The limitations on processing letters aren’t in the math, they are in the encoding. Language is the map, and concepts are the territory. You may as well complain that someone doesn’t really understand their neighborhood if they can’t find it on a map.
It's math, but specifically an independent piece you could swap out for a different one that does much better on this problem (e.g. use characters instead of tokens) - it's just doing so would make training and inference much more expensive (read: much worse model performance for a given training/compute budget), so it's not worth the trade-off.

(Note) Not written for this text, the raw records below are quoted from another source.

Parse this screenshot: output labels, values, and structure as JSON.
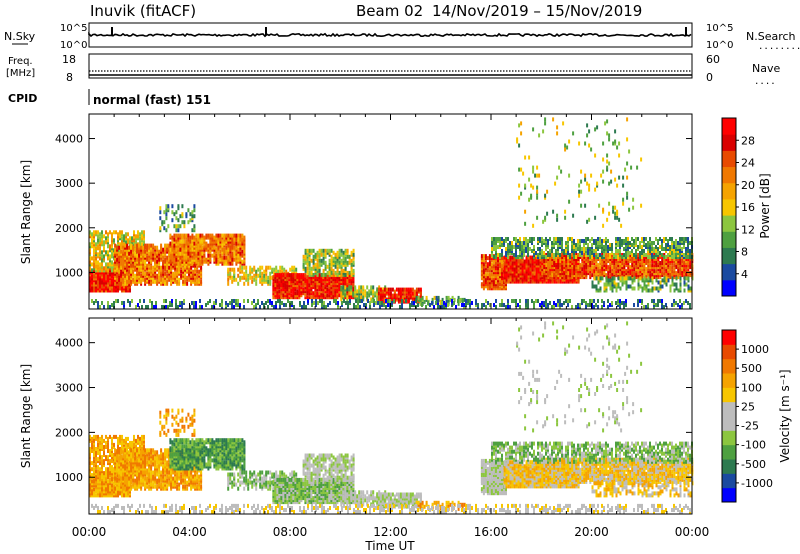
{
  "header": {
    "station": "Inuvik (fitACF)",
    "beam": "Beam 02",
    "dates": "14/Nov/2019 – 15/Nov/2019"
  },
  "strip": {
    "nsky_label": "N.Sky",
    "nsearch_label": "N.Search",
    "noise_top": "10^5",
    "noise_bottom": "10^0",
    "freq_label_1": "Freq.",
    "freq_label_2": "[MHz]",
    "freq_top": "18",
    "freq_bottom": "8",
    "nave_label": "Nave",
    "nave_top": "60",
    "nave_bottom": "0",
    "cpid_label": "CPID",
    "cpid_value": "normal (fast) 151",
    "nsearch_dots": "........",
    "nave_dots": "...."
  },
  "colors": {
    "power_scale": [
      "#0000ff",
      "#1a4aa0",
      "#2d7a50",
      "#4ea040",
      "#8cc63f",
      "#f7c600",
      "#f5a300",
      "#f07800",
      "#e84a00",
      "#d90000",
      "#ff0000"
    ],
    "velocity_scale": [
      "#ff0000",
      "#e84a00",
      "#f07800",
      "#f5a300",
      "#f7c600",
      "#bdbdbd",
      "#bdbdbd",
      "#8cc63f",
      "#4ea040",
      "#2d7a50",
      "#1a4aa0",
      "#0000ff"
    ]
  },
  "chart_data": [
    {
      "type": "heatmap",
      "name": "power",
      "ylabel": "Slant Range [km]",
      "yticks": [
        "1000",
        "2000",
        "3000",
        "4000"
      ],
      "ylim": [
        180,
        4550
      ],
      "colorbar_label": "Power [dB]",
      "colorbar_ticks": [
        "4",
        "8",
        "12",
        "16",
        "20",
        "24",
        "28"
      ],
      "xticks": [
        "00:00",
        "04:00",
        "08:00",
        "12:00",
        "16:00",
        "20:00",
        "00:00"
      ],
      "xlim_hours": [
        0,
        24
      ]
    },
    {
      "type": "heatmap",
      "name": "velocity",
      "ylabel": "Slant Range [km]",
      "yticks": [
        "1000",
        "2000",
        "3000",
        "4000"
      ],
      "ylim": [
        180,
        4550
      ],
      "colorbar_label": "Velocity [m s⁻¹]",
      "colorbar_ticks": [
        "1000",
        "500",
        "100",
        "25",
        "-25",
        "-100",
        "-500",
        "-1000"
      ],
      "xticks": [
        "00:00",
        "04:00",
        "08:00",
        "12:00",
        "16:00",
        "20:00",
        "00:00"
      ],
      "xlabel": "Time UT",
      "xlim_hours": [
        0,
        24
      ]
    }
  ]
}
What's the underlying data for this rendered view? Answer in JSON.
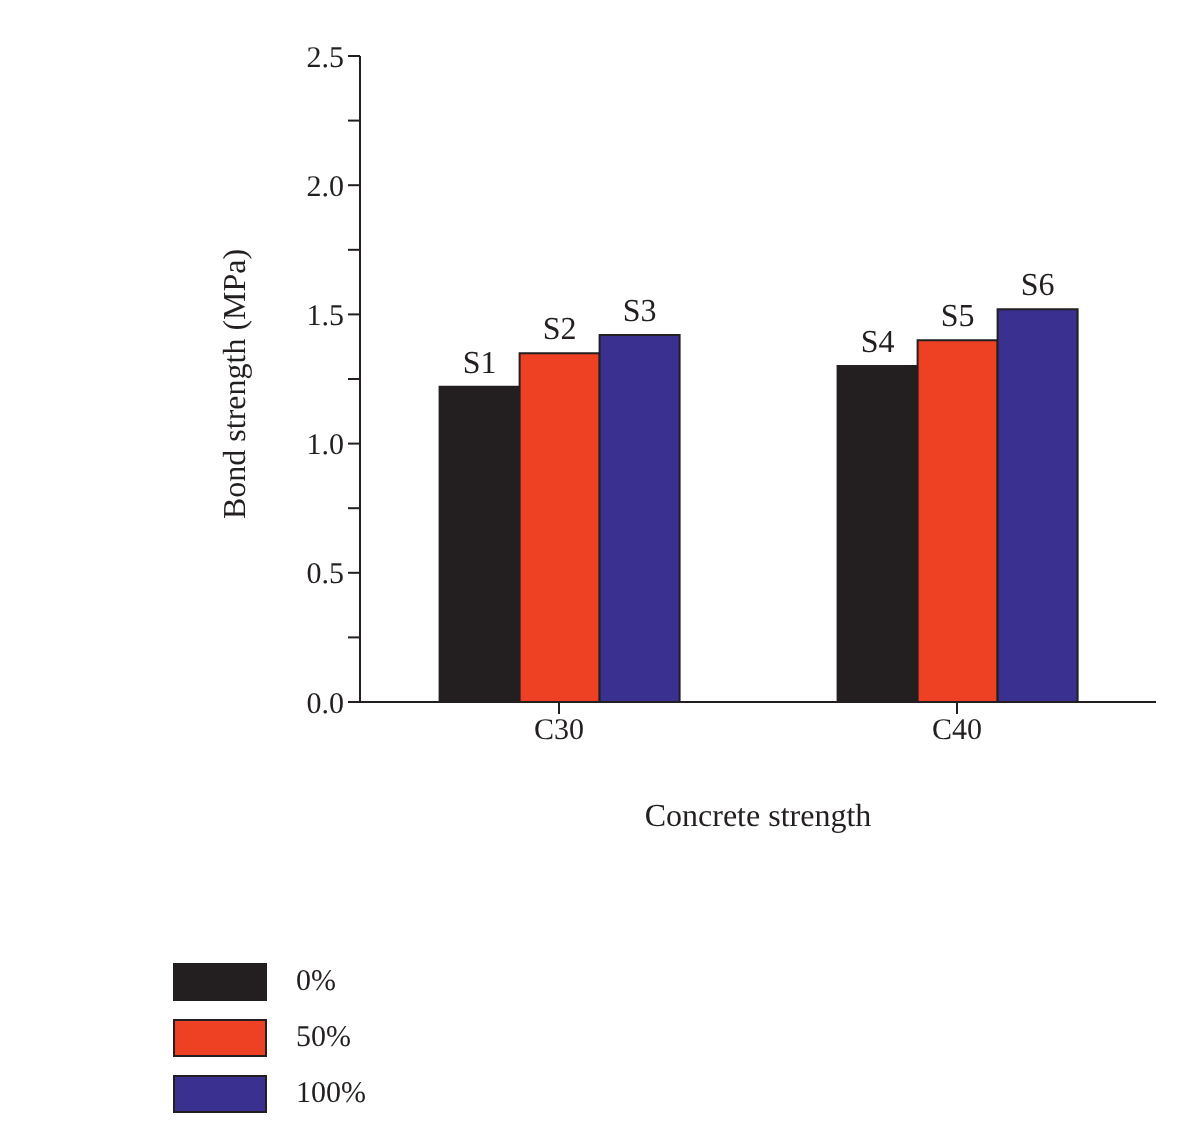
{
  "chart_data": {
    "type": "bar",
    "xlabel": "Concrete strength",
    "ylabel": "Bond strength (MPa)",
    "categories": [
      "C30",
      "C40"
    ],
    "series": [
      {
        "name": "0%",
        "color": "#231f20",
        "values": [
          1.22,
          1.3
        ]
      },
      {
        "name": "50%",
        "color": "#ee4123",
        "values": [
          1.35,
          1.4
        ]
      },
      {
        "name": "100%",
        "color": "#393090",
        "values": [
          1.42,
          1.52
        ]
      }
    ],
    "ylim": [
      0,
      2.5
    ],
    "yticks": [
      {
        "value": 0,
        "label": "0.0"
      },
      {
        "value": 0.25,
        "label": null
      },
      0.5,
      {
        "value": 0.75,
        "label": null
      },
      {
        "value": 1,
        "label": "1.0"
      },
      {
        "value": 1.25,
        "label": null
      },
      1.5,
      {
        "value": 1.75,
        "label": null
      },
      {
        "value": 2,
        "label": "2.0"
      },
      {
        "value": 2.25,
        "label": null
      },
      2.5
    ],
    "annotations": [
      "S1",
      "S2",
      "S3",
      "S4",
      "S5",
      "S6"
    ],
    "grid": false,
    "legend": "bottom left"
  }
}
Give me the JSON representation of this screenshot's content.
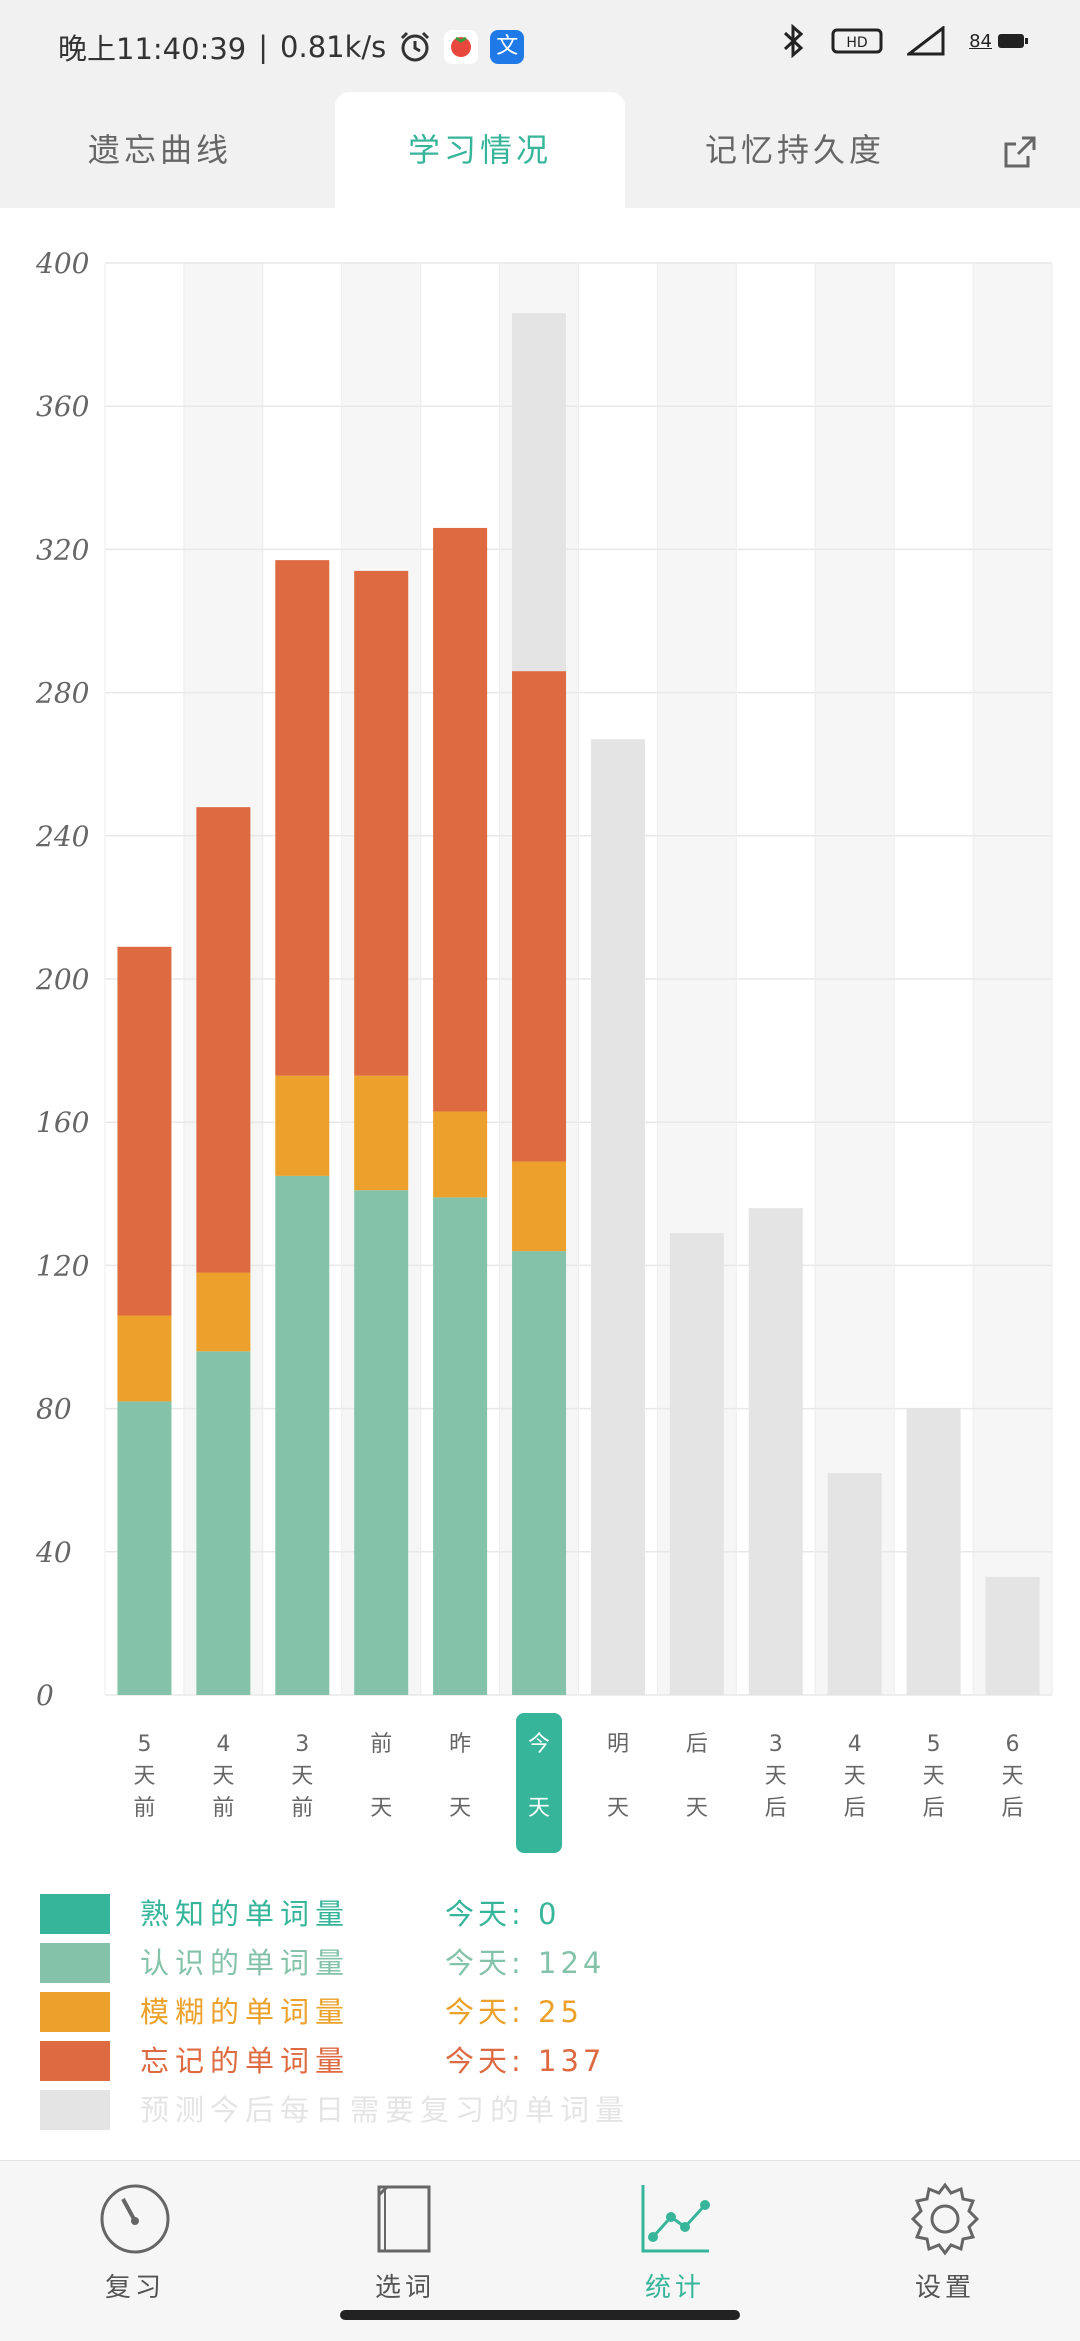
{
  "status": {
    "time": "晚上11:40:39",
    "speed": "0.81k/s",
    "battery": "84"
  },
  "tabs": [
    {
      "label": "遗忘曲线"
    },
    {
      "label": "学习情况"
    },
    {
      "label": "记忆持久度"
    }
  ],
  "colors": {
    "familiar": "#37b59a",
    "known": "#84c3a9",
    "fuzzy": "#eba12b",
    "forgot": "#dd6a41",
    "forecast": "#e4e4e4",
    "accent": "#37b59a"
  },
  "chart_data": {
    "type": "bar",
    "stacked": true,
    "ylim": [
      0,
      400
    ],
    "yticks": [
      "0",
      "40",
      "80",
      "120",
      "160",
      "200",
      "240",
      "280",
      "320",
      "360",
      "400"
    ],
    "categories": [
      [
        "5",
        "天",
        "前"
      ],
      [
        "4",
        "天",
        "前"
      ],
      [
        "3",
        "天",
        "前"
      ],
      [
        "前",
        "",
        "天"
      ],
      [
        "昨",
        "",
        "天"
      ],
      [
        "今",
        "",
        "天"
      ],
      [
        "明",
        "",
        "天"
      ],
      [
        "后",
        "",
        "天"
      ],
      [
        "3",
        "天",
        "后"
      ],
      [
        "4",
        "天",
        "后"
      ],
      [
        "5",
        "天",
        "后"
      ],
      [
        "6",
        "天",
        "后"
      ]
    ],
    "highlight_index": 5,
    "series": [
      {
        "key": "familiar",
        "values": [
          0,
          0,
          0,
          0,
          0,
          0,
          0,
          0,
          0,
          0,
          0,
          0
        ]
      },
      {
        "key": "known",
        "values": [
          82,
          96,
          145,
          141,
          139,
          124,
          0,
          0,
          0,
          0,
          0,
          0
        ]
      },
      {
        "key": "fuzzy",
        "values": [
          24,
          22,
          28,
          32,
          24,
          25,
          0,
          0,
          0,
          0,
          0,
          0
        ]
      },
      {
        "key": "forgot",
        "values": [
          103,
          130,
          144,
          141,
          163,
          137,
          0,
          0,
          0,
          0,
          0,
          0
        ]
      },
      {
        "key": "forecast",
        "values": [
          0,
          0,
          0,
          0,
          0,
          100,
          267,
          129,
          136,
          62,
          80,
          33
        ]
      }
    ]
  },
  "legend": [
    {
      "key": "familiar",
      "label": "熟知的单词量",
      "value": "今天: 0"
    },
    {
      "key": "known",
      "label": "认识的单词量",
      "value": "今天: 124"
    },
    {
      "key": "fuzzy",
      "label": "模糊的单词量",
      "value": "今天: 25"
    },
    {
      "key": "forgot",
      "label": "忘记的单词量",
      "value": "今天: 137"
    },
    {
      "key": "forecast",
      "label": "预测今后每日需要复习的单词量",
      "value": ""
    }
  ],
  "nav": [
    {
      "label": "复习",
      "icon": "gauge-icon"
    },
    {
      "label": "选词",
      "icon": "book-icon"
    },
    {
      "label": "统计",
      "icon": "line-chart-icon"
    },
    {
      "label": "设置",
      "icon": "gear-icon"
    }
  ]
}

It's not like humans read letter by letter either, at least not past the age of 6 or such. They can, if needed, but it requires extra effort. Same is true with LLMs.
But that's really what I meant. When you say the limitation on processing is not in the math. I would say it is a mathematical limitation of processing because they had to choose a math that works on parts of words instead of letters due to the limitation of the power of the math that can be done for training and inference.
They chose to use some limiting math which prevents the LLM from being able to easily answer questions like this.
It's not a limitation of math in general. It's a limitation of the math they chose to build the LLM on which is what was going through my head when I was writing it.
The LLM only sees tokens. The limitation is in the E2E product because of the encoder chosen. Change the encoder, keep the LLM, different limitations appear.
Perhaps it’s a pedantic difference, but to someone in the field the complaint reads like saying TCP/IP is deficient because it doesn’t support encryption: technically true but missing context about the whole stack.